Although the White House Council of Economic Advisers’ annual report to Congress largely restates the President’s State of the Union address on “middle-class economics,” it includes a welcome suggestion. This glimmer of hope is a lone, but surprising sentence in the report’s energy chapter: “The regulatory structure for addressing local environmental concerns, especially around land and water use [for hydraulic fracturing operations], exists primarily at the State and local level.”

If the Obama Administration were to take the advice, it would mark a positive step in the right direction after years of moving in the opposite direction.

State and Local Regulation of Fracking

Leaving regulation of fracking to the states would leave it in the most capable and responsive hands. States have effectively regulated fracking for decades, such that there has not been a single case of water contamination from fracking operations. Even as new technology sparked a boom in shale oil and gas production, states have stayed apace of changing technology, the interests of their constituents, and increased demand. Further, states were already regulating oil and gas activities from construction through waste management scores of years ago. Equally as important, the best environmental policy is for management decisions to be made closest to the people who will benefit from wise management or be hurt by poor choices, as detailed further in the American Conservation Ethic.

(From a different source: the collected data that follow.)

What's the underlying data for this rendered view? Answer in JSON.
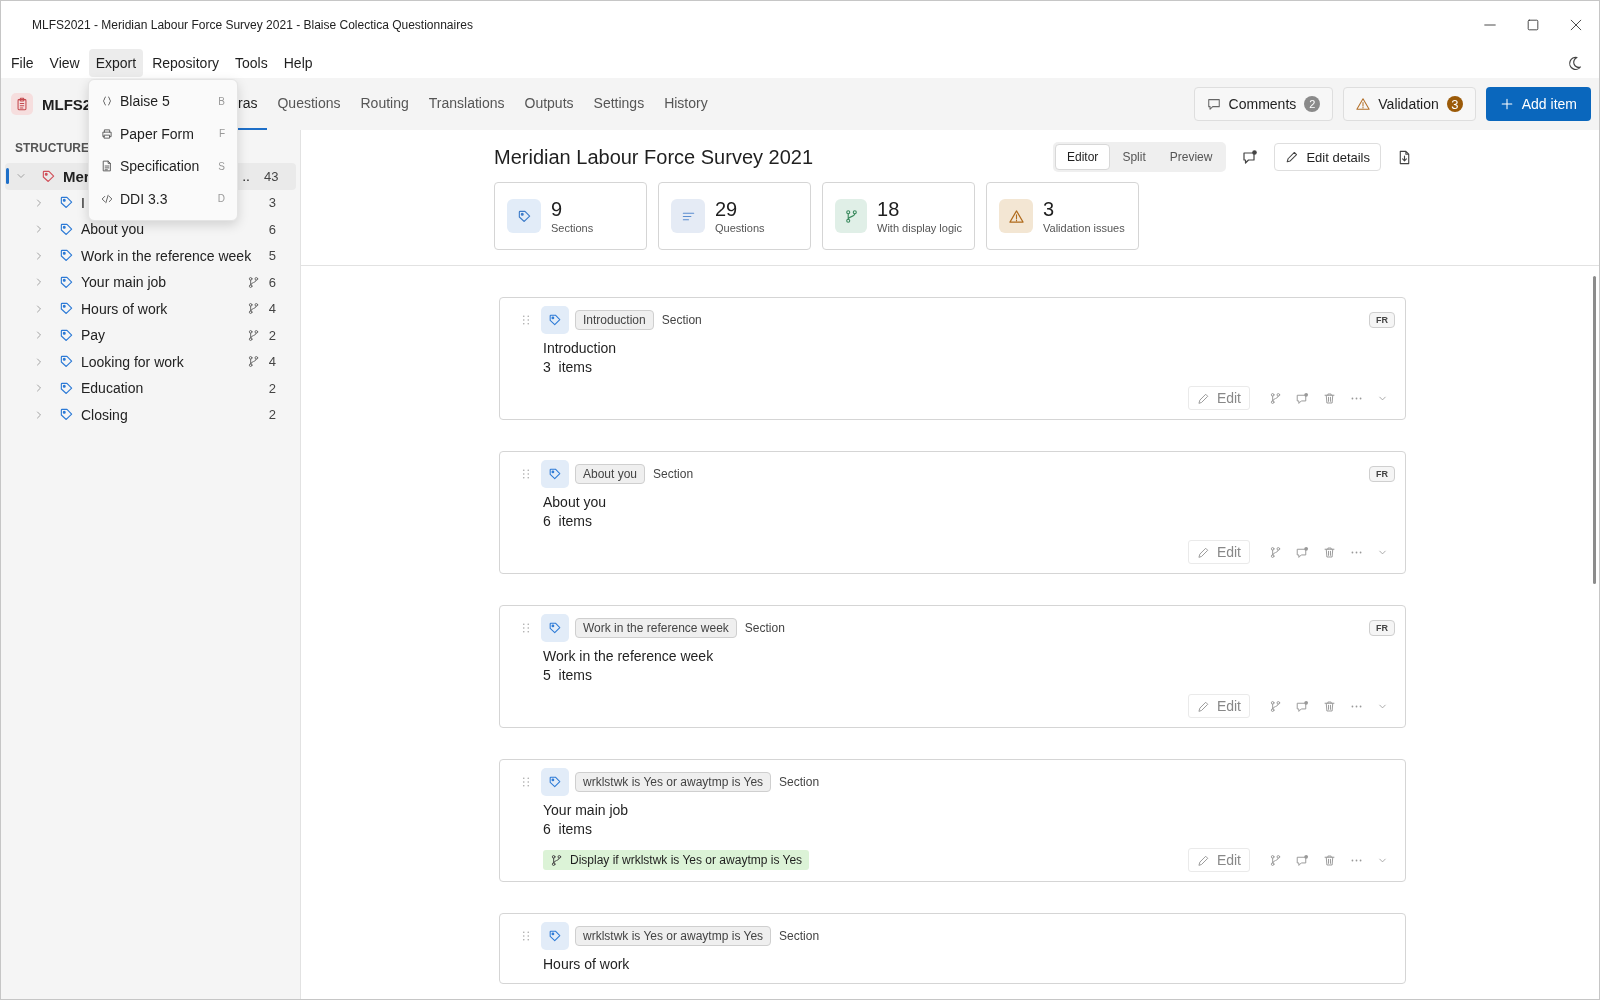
{
  "window": {
    "title": "MLFS2021 - Meridian Labour Force Survey 2021 - Blaise Colectica Questionnaires"
  },
  "menu": [
    {
      "label": "File",
      "selected": false
    },
    {
      "label": "View",
      "selected": false
    },
    {
      "label": "Export",
      "selected": true
    },
    {
      "label": "Repository",
      "selected": false
    },
    {
      "label": "Tools",
      "selected": false
    },
    {
      "label": "Help",
      "selected": false
    }
  ],
  "export_menu": [
    {
      "kind": "braces",
      "label": "Blaise 5",
      "shortcut": "B"
    },
    {
      "kind": "printer",
      "label": "Paper Form",
      "shortcut": "F"
    },
    {
      "kind": "document",
      "label": "Specification",
      "shortcut": "S"
    },
    {
      "kind": "code",
      "label": "DDI 3.3",
      "shortcut": "D"
    }
  ],
  "toolbar": {
    "project": "MLFS2",
    "tabs": [
      {
        "label": "ras",
        "selected": true
      },
      {
        "label": "Questions",
        "selected": false
      },
      {
        "label": "Routing",
        "selected": false
      },
      {
        "label": "Translations",
        "selected": false
      },
      {
        "label": "Outputs",
        "selected": false
      },
      {
        "label": "Settings",
        "selected": false
      },
      {
        "label": "History",
        "selected": false
      }
    ],
    "comments": {
      "label": "Comments",
      "count": "2"
    },
    "validation": {
      "label": "Validation",
      "count": "3"
    },
    "add_button": "Add item"
  },
  "sidebar": {
    "heading": "STRUCTURE",
    "root": {
      "label": "Mer",
      "tail": "..",
      "count": "43",
      "expanded": true,
      "selected": true,
      "children": [
        {
          "label": "I",
          "count": "3",
          "has_logic": false,
          "expanded": false
        },
        {
          "label": "About you",
          "count": "6",
          "has_logic": false,
          "expanded": false
        },
        {
          "label": "Work in the reference week",
          "count": "5",
          "has_logic": false,
          "expanded": false
        },
        {
          "label": "Your main job",
          "count": "6",
          "has_logic": true,
          "expanded": false
        },
        {
          "label": "Hours of work",
          "count": "4",
          "has_logic": true,
          "expanded": false
        },
        {
          "label": "Pay",
          "count": "2",
          "has_logic": true,
          "expanded": false
        },
        {
          "label": "Looking for work",
          "count": "4",
          "has_logic": true,
          "expanded": false
        },
        {
          "label": "Education",
          "count": "2",
          "has_logic": false,
          "expanded": false
        },
        {
          "label": "Closing",
          "count": "2",
          "has_logic": false,
          "expanded": false
        }
      ]
    }
  },
  "editor": {
    "title": "Meridian Labour Force Survey 2021",
    "view_modes": [
      {
        "label": "Editor",
        "selected": true
      },
      {
        "label": "Split",
        "selected": false
      },
      {
        "label": "Preview",
        "selected": false
      }
    ],
    "edit_details": "Edit details",
    "stats": [
      {
        "kind": "sections",
        "value": "9",
        "label": "Sections"
      },
      {
        "kind": "questions",
        "value": "29",
        "label": "Questions"
      },
      {
        "kind": "logic",
        "value": "18",
        "label": "With display logic"
      },
      {
        "kind": "validation",
        "value": "3",
        "label": "Validation issues"
      }
    ],
    "cards": [
      {
        "chip": "Introduction",
        "type": "Section",
        "title": "Introduction",
        "items": "3  items",
        "language": "FR",
        "edit": "Edit"
      },
      {
        "chip": "About you",
        "type": "Section",
        "title": "About you",
        "items": "6  items",
        "language": "FR",
        "edit": "Edit"
      },
      {
        "chip": "Work in the reference week",
        "type": "Section",
        "title": "Work in the reference week",
        "items": "5  items",
        "language": "FR",
        "edit": "Edit"
      },
      {
        "chip": "wrklstwk is Yes or awaytmp is Yes",
        "type": "Section",
        "title": "Your main job",
        "items": "6  items",
        "display_logic": "Display if wrklstwk is Yes or awaytmp is Yes",
        "edit": "Edit"
      },
      {
        "chip": "wrklstwk is Yes or awaytmp is Yes",
        "type": "Section",
        "title": "Hours of work"
      }
    ]
  }
}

The council’s statement also seems to tacitly recognize the economic benefits of the revolution in oil and gas production, which has occurred on lands under state management, not federal lands. In fact, oil production on federal lands has fallen by 9 percent since 2009, while production on state and private lands has increased by 61 percent. Yet roughly 43 percent of proved crude oil reserves are on federal lands. Similar stories can be told of coal and natural gas.

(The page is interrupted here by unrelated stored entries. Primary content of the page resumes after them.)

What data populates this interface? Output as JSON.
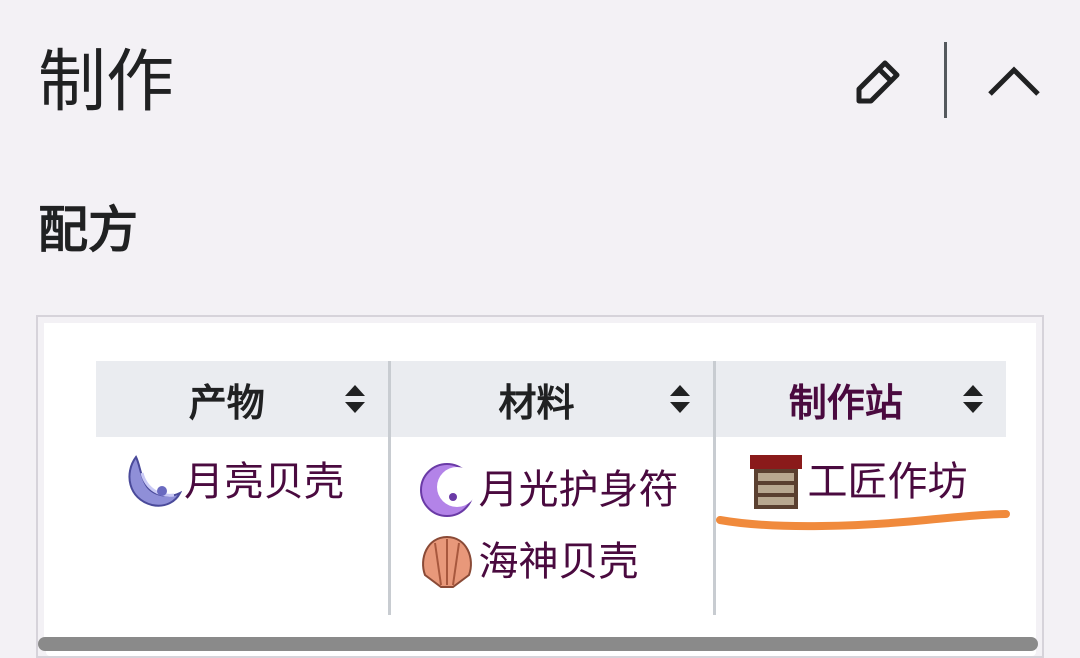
{
  "section": {
    "title": "制作",
    "edit_icon": "pencil-icon",
    "collapse_icon": "chevron-up-icon"
  },
  "recipe": {
    "title": "配方",
    "columns": [
      "产物",
      "材料",
      "制作站"
    ],
    "sort_icon": "sort-updown-icon",
    "rows": [
      {
        "product": {
          "name": "月亮贝壳",
          "icon": "moon-shell-icon"
        },
        "materials": [
          {
            "name": "月光护身符",
            "icon": "moon-charm-icon"
          },
          {
            "name": "海神贝壳",
            "icon": "neptune-shell-icon"
          }
        ],
        "station": {
          "name": "工匠作坊",
          "icon": "tinkerers-workshop-icon"
        }
      }
    ]
  },
  "colors": {
    "background": "#f3f1f5",
    "link": "#4a0a3f",
    "header_bg": "#eaecf0",
    "annotation": "#f08a3c"
  }
}
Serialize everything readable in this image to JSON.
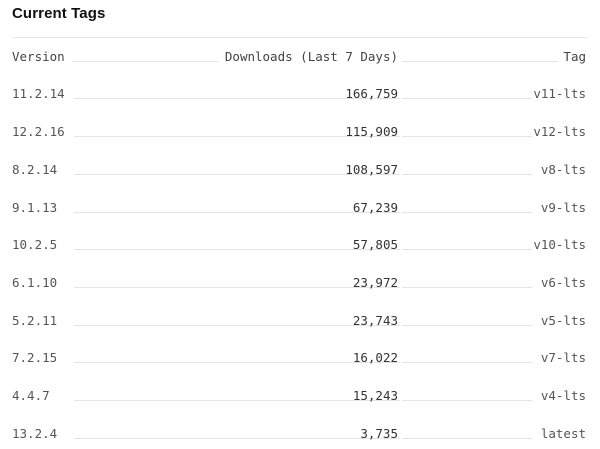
{
  "section": {
    "title": "Current Tags"
  },
  "table": {
    "columns": {
      "version": "Version",
      "downloads": "Downloads (Last 7 Days)",
      "tag": "Tag"
    },
    "rows": [
      {
        "version": "11.2.14",
        "downloads": "166,759",
        "tag": "v11-lts"
      },
      {
        "version": "12.2.16",
        "downloads": "115,909",
        "tag": "v12-lts"
      },
      {
        "version": "8.2.14",
        "downloads": "108,597",
        "tag": "v8-lts"
      },
      {
        "version": "9.1.13",
        "downloads": "67,239",
        "tag": "v9-lts"
      },
      {
        "version": "10.2.5",
        "downloads": "57,805",
        "tag": "v10-lts"
      },
      {
        "version": "6.1.10",
        "downloads": "23,972",
        "tag": "v6-lts"
      },
      {
        "version": "5.2.11",
        "downloads": "23,743",
        "tag": "v5-lts"
      },
      {
        "version": "7.2.15",
        "downloads": "16,022",
        "tag": "v7-lts"
      },
      {
        "version": "4.4.7",
        "downloads": "15,243",
        "tag": "v4-lts"
      },
      {
        "version": "13.2.4",
        "downloads": "3,735",
        "tag": "latest"
      }
    ]
  }
}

This bit of good policy seems more like a blind squirrel finding a nut, given the council’s energy chapter as a whole and the momentum of the Administration’s regulatory agencies. The Environmental Protection Agency (EPA) continues to move forward slowly with regulation on fracking chemicals in addition to recently announcing intentions to regulate methane emissions on the tail end of oil and gas production. The Bureau of Land Management is poised to release its own final rule in the next few weeks. The federal government further regulates energy production on federal lands with redundant and burdensome environmental laws, such as the National Environmental Policy Act.

Real Pain, Little Gain

Like the White House’s other energy policies, there’s more to the rhetoric of Obama’s middle-class economics. The center of the President’s energy policy isn’t energy at all—it’s the Clean Power Plan. As the council’s report states, “The energy revolution lays the groundwork for reducing domestic greenhouse gas emissions” (emphasis added).

The Administration is using misleading and outdated climate science to defend the President’s Clean Power Plan, which will have next to no impact on global temperatures, as even the EPA admits. Even worse, the President’s plan is poised to wreak havoc on the nation’s electric grid and the economy in the form of hundreds of thousands of jobs lost and higher energy prices.

In other words, it is very real pain for little or no gain: the worst kind of environmental policy. In fact, no environmental policy is good if it harms human beings. Regrettably, many of the President’s energy and environment policies don’t match his rhetoric about middle-class economics.